ピロリ菌の特性

 

ピロリ菌には4~8本のべん毛がありますが、これがスクリューのように回転することで、らせん状の身体も回転し、移動していきます。べん毛は逆回転もできるので、バックもします。

 

身体の回転は1秒間に約100回転で、菌体の10倍程度の距離を移動させます。
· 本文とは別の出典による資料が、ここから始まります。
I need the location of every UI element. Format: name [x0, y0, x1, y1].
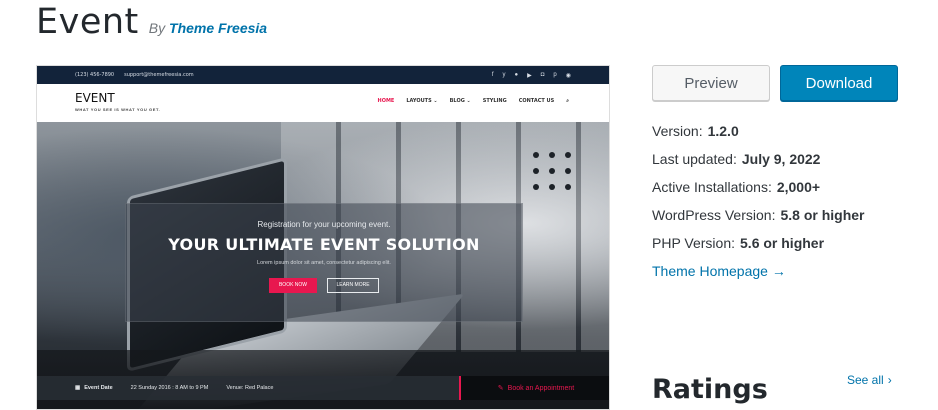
- meta-label: Version:: [652, 123, 703, 139]
- instagram-icon: ◘: [540, 71, 545, 78]
- preview-menu-styling: STYLING: [482, 98, 507, 104]
- preview-logo-tagline: WHAT YOU SEE IS WHAT YOU GET.: [75, 107, 161, 112]
- preview-menu-home: HOME: [377, 98, 395, 104]
- see-all-ratings-link[interactable]: See all ›: [847, 373, 892, 387]
- youtube-icon: ▶: [527, 72, 532, 79]
- meta-label: PHP Version:: [652, 235, 736, 251]
- meta-label: Last updated:: [652, 151, 737, 167]
- meta-value: July 9, 2022: [741, 151, 821, 167]
- preview-phone: (123) 456-7890: [75, 72, 115, 78]
- meta-active-installations: Active Installations: 2,000+: [652, 173, 865, 201]
- twitter-icon: y: [502, 71, 506, 78]
- preview-menu-layouts: LAYOUTS ⌄: [406, 98, 438, 104]
- preview-logo-name: EVENT: [75, 91, 115, 105]
- meta-value: 5.6 or higher: [740, 235, 825, 251]
- preview-hero-overlay: Registration for your upcoming event. YO…: [125, 203, 523, 322]
- hero-headline: YOUR ULTIMATE EVENT SOLUTION: [168, 235, 480, 254]
- flickr-icon: ◉: [565, 72, 571, 79]
- meta-label: WordPress Version:: [652, 207, 776, 223]
- preview-navbar: EVENT WHAT YOU SEE IS WHAT YOU GET. HOME…: [37, 84, 609, 122]
- preview-email: support@themefreesia.com: [124, 72, 194, 78]
- event-date-label-text: Event Date: [84, 385, 113, 391]
- appointment-label: Book an Appointment: [507, 384, 575, 392]
- meta-label: Active Installations:: [652, 179, 772, 195]
- preview-appointment-button: ✎ Book an Appointment: [459, 376, 609, 400]
- event-date-label: ▦ Event Date: [75, 385, 113, 391]
- preview-event-bar: ▦ Event Date 22 Sunday 2016 : 8 AM to 9 …: [37, 376, 609, 400]
- meta-wordpress-version: WordPress Version: 5.8 or higher: [652, 201, 865, 229]
- preview-learn-more-button: LEARN MORE: [327, 278, 379, 293]
- meta-php-version: PHP Version: 5.6 or higher: [652, 229, 865, 257]
- preview-logo: EVENT WHAT YOU SEE IS WHAT YOU GET.: [75, 91, 160, 112]
- meta-value: 5.8 or higher: [780, 207, 865, 223]
- preview-contact: (123) 456-7890 support@themefreesia.com: [75, 72, 194, 78]
- preview-menu-contact: CONTACT US: [518, 98, 555, 104]
- preview-button[interactable]: Preview: [652, 65, 770, 101]
- meta-value: 1.2.0: [707, 123, 739, 139]
- download-button[interactable]: Download: [780, 65, 898, 101]
- preview-topbar: (123) 456-7890 support@themefreesia.com …: [37, 66, 609, 84]
- by-prefix: By: [148, 20, 166, 36]
- meta-version: Version: 1.2.0: [652, 117, 865, 145]
- meta-last-updated: Last updated: July 9, 2022: [652, 145, 865, 173]
- ratings-heading: Ratings: [652, 374, 768, 405]
- preview-menu: HOME LAYOUTS ⌄ BLOG ⌄ STYLING CONTACT US…: [378, 98, 569, 104]
- chevron-right-icon: ›: [887, 373, 892, 387]
- theme-title: Event: [36, 2, 139, 42]
- hero-description: Lorem ipsum dolor sit amet, consectetur …: [257, 260, 391, 266]
- theme-screenshot: (123) 456-7890 support@themefreesia.com …: [36, 65, 610, 410]
- event-venue: Venue: Red Palace: [226, 385, 274, 391]
- facebook-icon: f: [491, 71, 494, 78]
- theme-homepage-link[interactable]: Theme Homepage →: [652, 257, 865, 285]
- author-byline: By Theme Freesia: [149, 20, 267, 36]
- preview-book-now-button: BOOK NOW: [269, 278, 317, 293]
- dribbble-icon: ●: [514, 71, 519, 78]
- meta-value: 2,000+: [776, 179, 821, 195]
- theme-detail-page: Event By Theme Freesia (123) 456-7890 su…: [0, 0, 938, 410]
- hero-background-dots: [533, 152, 571, 190]
- preview-social-icons: f y ● ▶ ◘ p ◉: [492, 72, 571, 79]
- calendar-icon: ▦: [75, 385, 81, 391]
- preview-search-icon: ⌕: [566, 98, 569, 104]
- see-all-label: See all: [847, 373, 884, 387]
- pinterest-icon: p: [553, 71, 557, 78]
- preview-hero-image: Registration for your upcoming event. YO…: [37, 122, 609, 409]
- title-row: Event By Theme Freesia: [36, 2, 267, 42]
- author-link[interactable]: Theme Freesia: [169, 20, 267, 36]
- hero-buttons: BOOK NOW LEARN MORE: [126, 278, 522, 293]
- event-date-value: 22 Sunday 2016 : 8 AM to 9 PM: [130, 385, 209, 391]
- edit-icon: ✎: [497, 385, 504, 392]
- theme-meta: Version: 1.2.0 Last updated: July 9, 2022 …: [652, 117, 865, 285]
- hero-subtitle: Registration for your upcoming event.: [257, 220, 391, 229]
- preview-menu-blog: BLOG ⌄: [449, 98, 471, 104]
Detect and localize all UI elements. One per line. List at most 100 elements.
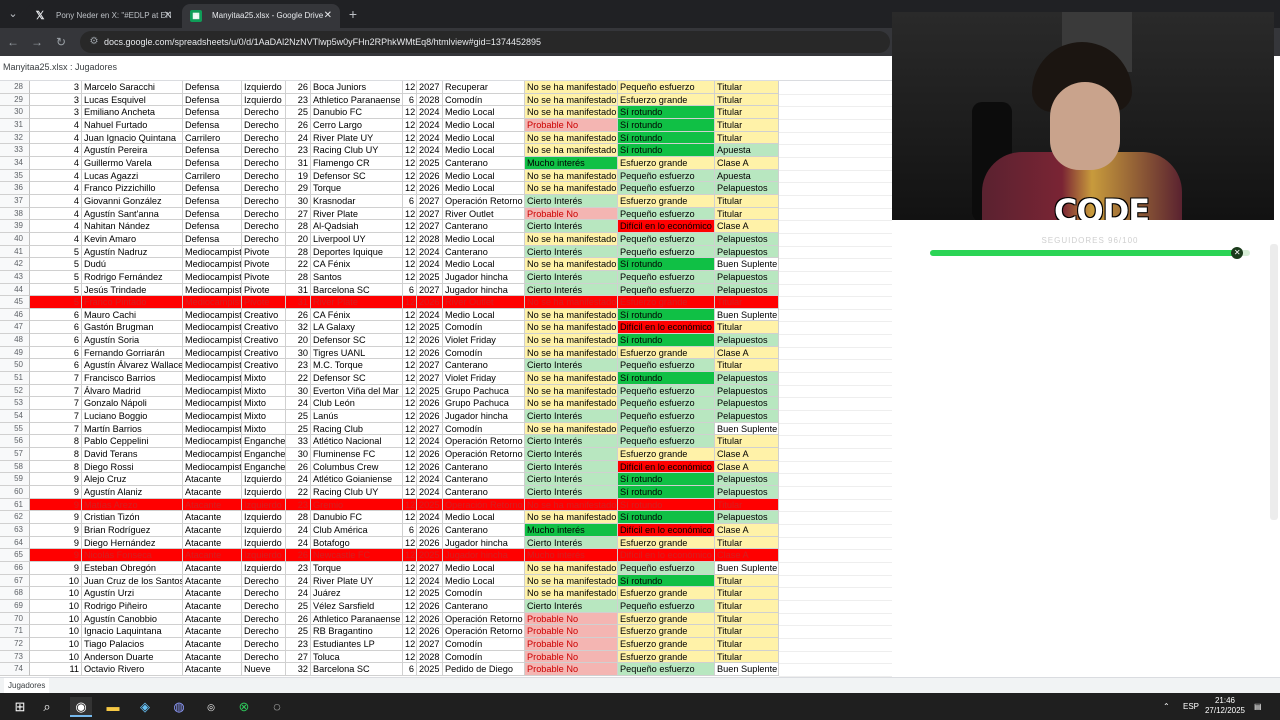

胃の中の酸度は部位によって強さが異なっており、弱いのは胃の粘液層で、強いのは内腔の部分です。

 

ピロリ菌の特長は、べん毛が酸の弱そうなところを判断するセンサー機能になっているとされる点で、実際このピロリ菌のべん毛というのは、先端が袋のような膜になっていて、胃酸からべん毛を保護する仕組みになっています。

 

このような特性を持って酸の中に生息すること自体がかなり特殊な存在だということになるでしょう。

 

ピロリ菌の感染率については各国によって異なりますが、傾向としては発展途上国で高くなっており、先進国で低いのですが、なぜか日本人のピロリ菌感染率は先進国でありながら高いものになっています。

 

実際の感染については、マーシャル博士の人体実験で証明されたのでは、どうやら口から入っているということです。従って、感染方法としては、口から口の感染(歯垢やだ液のピロリ菌)、糞から口の感染(便からのピロリ菌)、飲料水からの感染(水道水からのピロリ菌)、他にも動物を媒体とする感染や内視鏡を媒体とした感染などが挙げられ、複数の要因が想定されています。問題なのは、ピロリ菌が粘膜障害を起こす原因や過程ということになるのですが、残念ながらこの点がまだはっきりとは解明されていないのです。

 

ただし、その過程は複数のメカニズムが関連している可能性が考えられ、空胞化毒素、アンモニア、活性酸素、粘液細胞の直接障害などが想定されています。